On comprend bien les raisons politiques pour lesquelles le gouvernement français s'oppose de toutes ses forces au changement de statut, ce qu'il n'avait pas fait quand la même question s'est posée au sujet d'EDF et de La Poste. C'est que ces dernières entreprises étaient beaucoup plus engagées dans le secteur concurrentiel, notamment international, et qu'un statut privé était vital pour leur expansion et même leur survie. De plus, le contexte social et syndical de la SNCF est, comme chacun peut s'en rendre compte à intervalles réguliers, particulièrement délicat. Et la Cour des comptes est encore venue jeter de l'huile sur le feu il y a trois mois avec un rapport très sévère d'où il ressort que les coûts salariaux de la SNCF sont 30% supérieurs à ceux de la concurrence étrangère…

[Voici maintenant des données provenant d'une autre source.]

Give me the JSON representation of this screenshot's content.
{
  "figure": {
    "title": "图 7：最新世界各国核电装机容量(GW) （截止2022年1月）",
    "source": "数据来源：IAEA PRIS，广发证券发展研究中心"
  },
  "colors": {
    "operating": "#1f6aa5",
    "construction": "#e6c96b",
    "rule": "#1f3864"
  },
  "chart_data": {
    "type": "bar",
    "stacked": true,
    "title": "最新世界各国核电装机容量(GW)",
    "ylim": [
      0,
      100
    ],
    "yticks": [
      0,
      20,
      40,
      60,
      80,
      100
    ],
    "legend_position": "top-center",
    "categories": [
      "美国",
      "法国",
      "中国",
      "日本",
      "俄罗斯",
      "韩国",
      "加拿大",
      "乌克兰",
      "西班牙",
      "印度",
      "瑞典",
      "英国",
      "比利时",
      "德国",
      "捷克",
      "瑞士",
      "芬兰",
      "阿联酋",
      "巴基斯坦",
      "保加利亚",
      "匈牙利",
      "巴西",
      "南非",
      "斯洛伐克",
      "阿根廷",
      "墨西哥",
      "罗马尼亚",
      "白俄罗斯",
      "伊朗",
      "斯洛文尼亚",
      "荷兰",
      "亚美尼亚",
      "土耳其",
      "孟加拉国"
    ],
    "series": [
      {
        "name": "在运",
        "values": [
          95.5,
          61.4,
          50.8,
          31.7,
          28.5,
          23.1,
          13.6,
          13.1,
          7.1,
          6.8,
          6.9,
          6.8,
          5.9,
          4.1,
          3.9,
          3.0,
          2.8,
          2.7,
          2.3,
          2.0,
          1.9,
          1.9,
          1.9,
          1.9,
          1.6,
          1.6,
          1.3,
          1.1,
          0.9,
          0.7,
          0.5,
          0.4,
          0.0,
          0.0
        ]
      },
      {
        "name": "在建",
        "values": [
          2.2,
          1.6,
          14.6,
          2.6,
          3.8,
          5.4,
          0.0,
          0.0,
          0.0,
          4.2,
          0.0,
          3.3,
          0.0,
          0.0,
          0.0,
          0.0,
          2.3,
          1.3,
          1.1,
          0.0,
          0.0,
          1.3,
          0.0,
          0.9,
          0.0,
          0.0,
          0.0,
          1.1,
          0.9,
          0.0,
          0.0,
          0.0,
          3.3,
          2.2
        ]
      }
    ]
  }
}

Il n'en reste pas moins qu'il y a double langage de la part du gouvernement français. La SNCF veut s'engager durement dans la concurrence internationale, comme on le voit en Allemagne où elle concurrence la Deutsche Bahn sur ses terres. Cela n'a rien à voir avec ses missions de service public ! Dès lors il faut être logique avec soi-même, et admettre que les règles de concurrence s'appliquent dans de telles activités.
Et si l'on veut d'autre part que la SNCF cesse d'être le pré carré de Sud Rail qui exerce un chantage permanent à la grève [1] à seule fin de conserver les privilèges des salariés, et notamment leur système de retraite qui coûte chaque année 3 milliards d'euros à l'Etat et leur durée du travail qui, selon la Cour des Comptes, n'est en moyenne que 6h 22 par jour, il va bien falloir appliquer, du seul point de vue de l'équilibre financier de l'EPIC, donc des finances publiques, des règles où domine le souci de cet équilibre.
Il est plus facile d'engager le bras de fer contre la Commission que contre les syndicats. Mais c'est un point de vue interne à la France, qui ne saurait guider la Commission, chargée de faire appliquer une politique commune à 27 pays. A terme, il reste à la France, soit à changer le statut de la SNCF, soit à modifier les règles des EPIC afin de supprimer la responsabilité de l'Etat pour leurs dettes, soit encore à séparer de façon indiscutable les activités relevant du service public des autres activités. D'autres solutions que le changement de statut existent, et le gouvernement français aurait tort d'argumenter de façon simpliste que la position de la Commission revient à interdire à des entreprises qui sont la propriété de l'Etat d'intervenir dans le domaine concurrentiel.
[1] Lors de la dernière grève du 27 mai 2010, le taux de grévistes à la SNCF était de 23,2% selon la direction.